よそのうちの事情に首突っ込んできて、おせっかいな連中や。晴子は瞬間的にそう感じた。大方観鈴がどちらと過ごすことを選ぶのか、それを見届けるつもりなのだろう。まあ遠野さんにも霧島先生にも世話になっていたのだから、彼らにもこの場に立ち会う権利はあるように思えて、だから、あえて何か言うようなことはしなかった。

「…晴子」

「久しぶりやなぁ。って、三日しか経ってへんか」

「どうだい、観鈴の容態は」

「容態は……悪なってへんと思う」

「そうか……」

「病院とか……もう手配したんか」

「ああ」

「そか……」

 観鈴を引き取る準備は万端、ということらしい。

「じゃあ、あの時の質問をもう一度この子にするよ。あなたとこれからも一緒に暮らしていきたいかを……」

「待ってや」

 体を揺らし起こそうとするのを、晴子が優しげな声で止める。

「な、敬介。この子、このまま寝かせたってくれへんか。穏やかな寝顔やし、久しぶりにええ夢みとるんかもしれん。頼むわ」

「えっ」

 二人の会話をじっと聞き続けていた美凪が、驚きの声をあげる。

「しかし、この子の意思を聞かないと、話が進まないだろ」

「…ええやん。もう、どうでもええやん、そないなこと」

「いいのかい? この三日間、観鈴と本当の家族になろうとして、頑張ってきたんだろ」

「そうですよ、神尾さんと一緒に暮らすために今まで頑張ってきたはずなのに、それなのに……こんな自分から努力を無駄にするような真――」

 口を挟みかけた美凪の肩に、聖がそっと手をかける。何も言うな。自分たちは、結局は部外者でしかない。だから、あるがままの現実を受け止めろ。肩に乗せた指が、暗にそう語っていた。

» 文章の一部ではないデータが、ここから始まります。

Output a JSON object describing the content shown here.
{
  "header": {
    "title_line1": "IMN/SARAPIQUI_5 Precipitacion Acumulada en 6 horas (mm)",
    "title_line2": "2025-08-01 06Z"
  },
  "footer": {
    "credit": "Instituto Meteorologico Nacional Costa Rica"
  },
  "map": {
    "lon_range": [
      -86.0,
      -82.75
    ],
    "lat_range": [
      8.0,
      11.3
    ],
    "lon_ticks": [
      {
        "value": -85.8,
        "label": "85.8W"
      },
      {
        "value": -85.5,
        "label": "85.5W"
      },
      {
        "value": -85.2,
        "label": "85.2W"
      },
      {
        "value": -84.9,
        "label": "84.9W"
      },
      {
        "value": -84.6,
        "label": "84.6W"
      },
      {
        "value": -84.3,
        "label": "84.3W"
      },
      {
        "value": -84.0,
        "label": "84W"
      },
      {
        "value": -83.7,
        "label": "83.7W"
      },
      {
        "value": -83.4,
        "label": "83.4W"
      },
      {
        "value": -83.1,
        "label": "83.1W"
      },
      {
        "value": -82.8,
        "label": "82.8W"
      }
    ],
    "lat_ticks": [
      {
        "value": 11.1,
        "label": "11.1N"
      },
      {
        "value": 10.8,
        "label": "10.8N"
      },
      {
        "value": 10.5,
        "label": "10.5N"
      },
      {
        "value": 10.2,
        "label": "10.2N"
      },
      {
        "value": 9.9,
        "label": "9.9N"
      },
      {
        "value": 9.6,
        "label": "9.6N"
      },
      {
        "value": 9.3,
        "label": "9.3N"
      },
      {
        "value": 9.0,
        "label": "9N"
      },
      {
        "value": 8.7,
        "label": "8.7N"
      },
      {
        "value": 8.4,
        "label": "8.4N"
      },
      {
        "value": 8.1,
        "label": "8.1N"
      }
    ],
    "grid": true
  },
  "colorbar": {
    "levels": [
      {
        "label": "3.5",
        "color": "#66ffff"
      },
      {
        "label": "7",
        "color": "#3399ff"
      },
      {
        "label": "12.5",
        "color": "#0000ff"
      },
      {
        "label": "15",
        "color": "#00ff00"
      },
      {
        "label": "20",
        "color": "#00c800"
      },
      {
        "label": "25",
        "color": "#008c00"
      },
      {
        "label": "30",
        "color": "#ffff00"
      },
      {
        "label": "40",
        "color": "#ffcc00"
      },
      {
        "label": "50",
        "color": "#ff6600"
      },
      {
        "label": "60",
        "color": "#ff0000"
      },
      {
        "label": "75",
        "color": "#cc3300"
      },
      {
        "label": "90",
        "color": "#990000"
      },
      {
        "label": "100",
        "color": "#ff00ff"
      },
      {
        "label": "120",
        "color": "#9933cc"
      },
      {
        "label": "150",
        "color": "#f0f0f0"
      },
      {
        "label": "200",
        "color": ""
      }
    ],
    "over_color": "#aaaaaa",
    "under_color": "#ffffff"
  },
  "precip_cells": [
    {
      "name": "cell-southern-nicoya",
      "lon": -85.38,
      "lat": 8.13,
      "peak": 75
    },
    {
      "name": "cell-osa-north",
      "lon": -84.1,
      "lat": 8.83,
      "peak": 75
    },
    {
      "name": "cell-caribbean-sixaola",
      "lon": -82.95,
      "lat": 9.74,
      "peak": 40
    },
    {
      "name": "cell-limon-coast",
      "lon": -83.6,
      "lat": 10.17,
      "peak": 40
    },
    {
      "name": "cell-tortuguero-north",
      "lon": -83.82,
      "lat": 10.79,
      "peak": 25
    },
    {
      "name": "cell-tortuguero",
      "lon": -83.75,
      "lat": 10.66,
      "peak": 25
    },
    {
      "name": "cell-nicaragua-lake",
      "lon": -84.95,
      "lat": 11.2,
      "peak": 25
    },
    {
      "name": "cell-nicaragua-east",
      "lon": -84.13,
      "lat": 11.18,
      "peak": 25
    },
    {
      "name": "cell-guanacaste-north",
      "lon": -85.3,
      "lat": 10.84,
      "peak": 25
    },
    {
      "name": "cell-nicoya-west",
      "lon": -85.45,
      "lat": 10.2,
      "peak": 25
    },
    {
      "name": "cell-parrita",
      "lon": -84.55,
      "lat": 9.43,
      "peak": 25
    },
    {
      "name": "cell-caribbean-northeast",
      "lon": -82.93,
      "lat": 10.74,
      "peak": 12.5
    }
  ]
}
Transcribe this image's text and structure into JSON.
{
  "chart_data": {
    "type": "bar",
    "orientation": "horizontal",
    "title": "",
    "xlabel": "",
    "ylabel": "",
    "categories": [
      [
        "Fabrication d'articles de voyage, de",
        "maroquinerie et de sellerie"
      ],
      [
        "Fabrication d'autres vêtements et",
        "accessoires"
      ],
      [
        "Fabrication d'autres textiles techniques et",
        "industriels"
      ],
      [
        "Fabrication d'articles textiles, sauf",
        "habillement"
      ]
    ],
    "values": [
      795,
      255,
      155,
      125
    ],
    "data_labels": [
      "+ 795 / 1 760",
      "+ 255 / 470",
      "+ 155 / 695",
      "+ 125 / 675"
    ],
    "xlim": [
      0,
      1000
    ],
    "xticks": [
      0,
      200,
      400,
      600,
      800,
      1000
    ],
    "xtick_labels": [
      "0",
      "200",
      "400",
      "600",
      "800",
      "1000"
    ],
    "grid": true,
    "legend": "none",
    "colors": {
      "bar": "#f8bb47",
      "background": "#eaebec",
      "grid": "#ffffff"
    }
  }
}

「もう、どうでもええんや。この三日間観鈴と一緒に過ごせて、うちはもうそれだけで十分や。もう十分満足した。だから、もうええんや」

「そうか……あなたがそう言うなら」

 観鈴の髪を撫で続けながら、晴子は言った。

「な、敬介。最後に、この子と行きたい場所あるねん。時間ええか」

「どこへだい?」

「すぐ近くや」

 晴子は、風の吹く方向を見やる。潮の香りが、ほんのりとただよってくる。

「海や」

 

 

 晴子と敬介が堤防のほうへと向かっていく少し後ろを、美凪と聖は二人を追うようにして歩いていた。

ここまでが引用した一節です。